I mean, I know my answer.  Not that I’m particularly unhealthy, but I volunteer as an assistant coach for the high school long distance runners, which means I go out and run with them a couple times a week, which means my metabolism works pretty hard.  I’m using up my heartbeats young; I won’t live forever.  But I still like doing it; I like running and I like running with them, talking with kids on the team, trying to make their time in high school a little less horrible than mine was.

img466psAnd as a last salvo for this essay, it might be worth quoting at one more curmudgeonly writer who’s pointed out some of the flaws in the whole “help everyone live longer” scheme: good old Jack Vance, whose debut novel “To Live Forever” is the best allegory for pursuing a tenure-track academic career I’ve ever read.  Seriously, if that’s your gig, you should check it out.  Yes, Jack Vance wrote pulp, but he was still a great stylist (it’s taking a great deal of restraint on my part not to quote a passage from his “Eyes of the Overworld” here… maybe I’ll try to find a way to work it in to a later, shorter essay) and the world he describes in “To Live Forever” feels eerily familiar to me, despite Vance having never taken part in it.  Here, I’ll quote a few passages from the beginning of that book: as you read, perhaps you’ll want to imagine modern terms like “impact factor” or “citation tracker” where he wrote “slope.”

At this time the word “slope” was charged with special meaning.  Slope was a measure of a man’s rise through the phyle; it traced the shape of his past, foretold the time of his passing.  By the strictest definition, slope was the angle of a man’s life line, the derivative of his achievements with respect to his age.

The Fair-Play Act carefully defined the conditions of advance.  A child was born without phyle identification.  At any time after the age of sixteen he might register in the Brood, thus submitting to the provisions of the Fair-Play Act.

If he chose not to register, he suffered no penalty and lived a natural life without benefit of the Grand-Union treatments, to an average age of 82.  These persons were the “glarks,” and commanded only small social status.

The Fair-Play Act established the life span of the Brood equal to the average life span of a non-participator–roughly 82 years.  Attaining Wedge, a man underwent the Grand-Union process halting bodily degeneration, and was allowed an added ten years of life.  Reaching Third, he won sixteen more years; Verge, another twenty years.  Breaking through into Amaranth brought the ultimate reward.

To apply this formula to the record of each individual, an enormous calculating machine called the Actuarian was constructed.  Besides calculating and recording, the Actuarian printed individual life charts on demand, revealing to the applicant the slope of his lifeline, its proximity either to the horizontal boundary of the next phyle, or the vertical terminator.
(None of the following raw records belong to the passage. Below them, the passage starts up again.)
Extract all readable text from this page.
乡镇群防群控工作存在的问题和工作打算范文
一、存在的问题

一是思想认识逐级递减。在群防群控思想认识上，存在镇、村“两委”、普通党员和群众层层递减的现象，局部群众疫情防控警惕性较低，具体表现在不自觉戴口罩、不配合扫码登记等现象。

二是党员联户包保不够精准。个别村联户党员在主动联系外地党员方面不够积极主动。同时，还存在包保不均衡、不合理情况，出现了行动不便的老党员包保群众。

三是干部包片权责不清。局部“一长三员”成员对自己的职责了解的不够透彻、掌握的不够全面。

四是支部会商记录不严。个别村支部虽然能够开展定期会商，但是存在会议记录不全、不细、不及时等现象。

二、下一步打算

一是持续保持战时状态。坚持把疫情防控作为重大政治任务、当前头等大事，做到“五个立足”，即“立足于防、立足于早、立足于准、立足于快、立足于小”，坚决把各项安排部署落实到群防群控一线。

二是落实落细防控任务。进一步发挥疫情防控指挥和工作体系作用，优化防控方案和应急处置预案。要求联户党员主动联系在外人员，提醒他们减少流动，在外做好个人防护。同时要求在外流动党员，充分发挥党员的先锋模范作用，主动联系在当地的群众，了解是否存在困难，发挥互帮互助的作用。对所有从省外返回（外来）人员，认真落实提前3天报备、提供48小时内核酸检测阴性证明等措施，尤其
If the lifeline crossed the terminator, the Emigration Officer and his assassins carried out the grim duties required of them by the Act.  It was ruthless, but it was orderly–and starkly necessary.
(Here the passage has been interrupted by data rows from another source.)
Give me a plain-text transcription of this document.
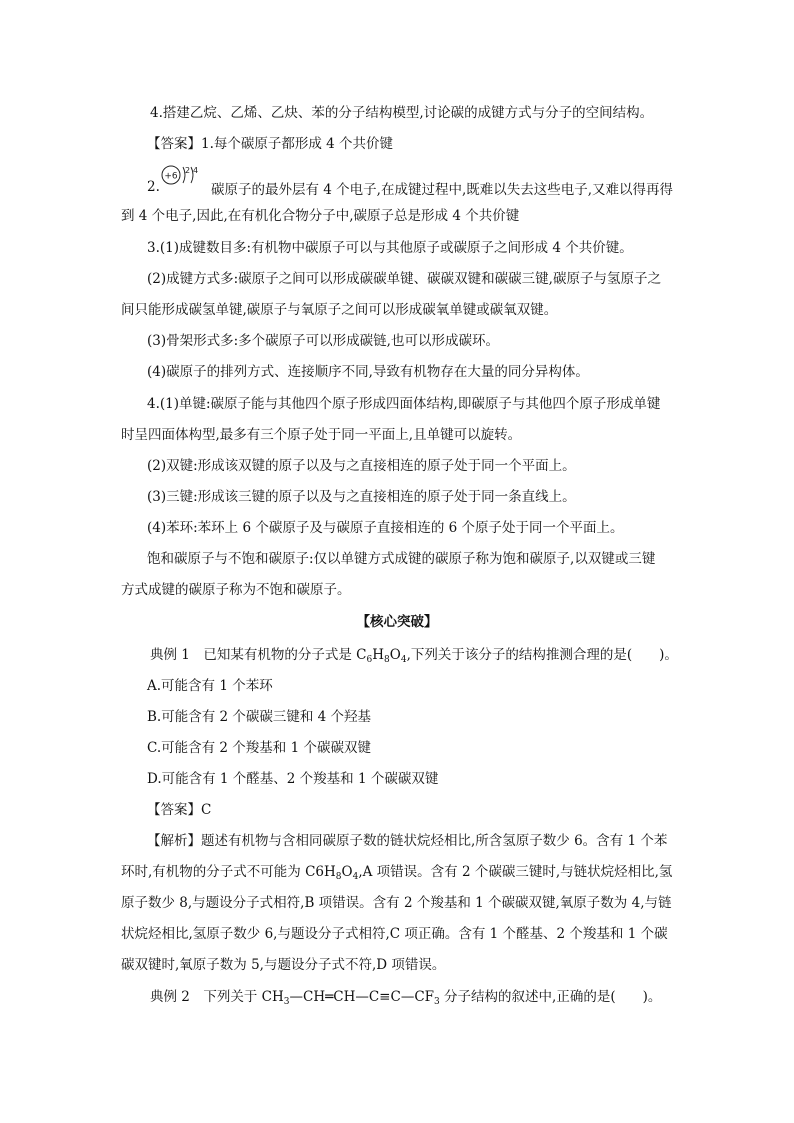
4.搭建乙烷、乙烯、乙炔、苯的分子结构模型,讨论碳的成键方式与分子的空间结构。
【答案】1.每个碳原子都形成 4 个共价键
+6
2 4
2.	碳原子的最外层有 4 个电子,在成键过程中,既难以失去这些电子,又难以得再得
到 4 个电子,因此,在有机化合物分子中,碳原子总是形成 4 个共价键
3.(1)成键数目多:有机物中碳原子可以与其他原子或碳原子之间形成 4 个共价键。
(2)成键方式多:碳原子之间可以形成碳碳单键、碳碳双键和碳碳三键,碳原子与氢原子之
间只能形成碳氢单键,碳原子与氧原子之间可以形成碳氧单键或碳氧双键。
(3)骨架形式多:多个碳原子可以形成碳链,也可以形成碳环。
(4)碳原子的排列方式、连接顺序不同,导致有机物存在大量的同分异构体。
4.(1)单键:碳原子能与其他四个原子形成四面体结构,即碳原子与其他四个原子形成单键
时呈四面体构型,最多有三个原子处于同一平面上,且单键可以旋转。
(2)双键:形成该双键的原子以及与之直接相连的原子处于同一个平面上。
(3)三键:形成该三键的原子以及与之直接相连的原子处于同一条直线上。
(4)苯环:苯环上 6 个碳原子及与碳原子直接相连的 6 个原子处于同一个平面上。
饱和碳原子与不饱和碳原子:仅以单键方式成键的碳原子称为饱和碳原子,以双键或三键
方式成键的碳原子称为不饱和碳原子。
【核心突破】
典例 1　已知某有机物的分子式是 $C_6H_8O_4$,下列关于该分子的结构推测合理的是(　　)。
A.可能含有 1 个苯环
B.可能含有 2 个碳碳三键和 4 个羟基
C.可能含有 2 个羧基和 1 个碳碳双键
D.可能含有 1 个醛基、2 个羧基和 1 个碳碳双键
【答案】C
【解析】题述有机物与含相同碳原子数的链状烷烃相比,所含氢原子数少 6。含有 1 个苯
环时,有机物的分子式不可能为 $C6H_8O_4,A$ 项错误。含有 2 个碳碳三键时,与链状烷烃相比,氢
原子数少 8,与题设分子式相符,B 项错误。含有 2 个羧基和 1 个碳碳双键,氧原子数为 4,与链
状烷烃相比,氢原子数少 6,与题设分子式相符,C 项正确。含有 1 个醛基、2 个羧基和 1 个碳
碳双键时,氧原子数为 5,与题设分子式不符,D 项错误。
典例 2　下列关于 $CH_3—CH═CH—C\equiv C—CF_3$ 分子结构的叙述中,正确的是(　　)。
The system was not without its shortcomings.  Creative thinkers tended to work in proved fields, to shun areas which might prove barren of career-points.  The arts became dominated by academic standards; nonconformity, fantasy and nonsense were produced only by the glarks–also much that was macabre and morose.

So, as soon as humans learned how to live forever — Jack Vance postulates an uploading methodology similar to the connectome-based schemes I linked to earlier — there had to be a way of determining which humans would live.  And it’s at that point that many of the most promising candidates would resort to conservative behavior; better to inch toward success than swing with all your might and maybe miss.  Better to propose a project that you know will yield something than to throw all your effort into a grand scheme and maybe come up with nothing. No publication, no grants, no tenure.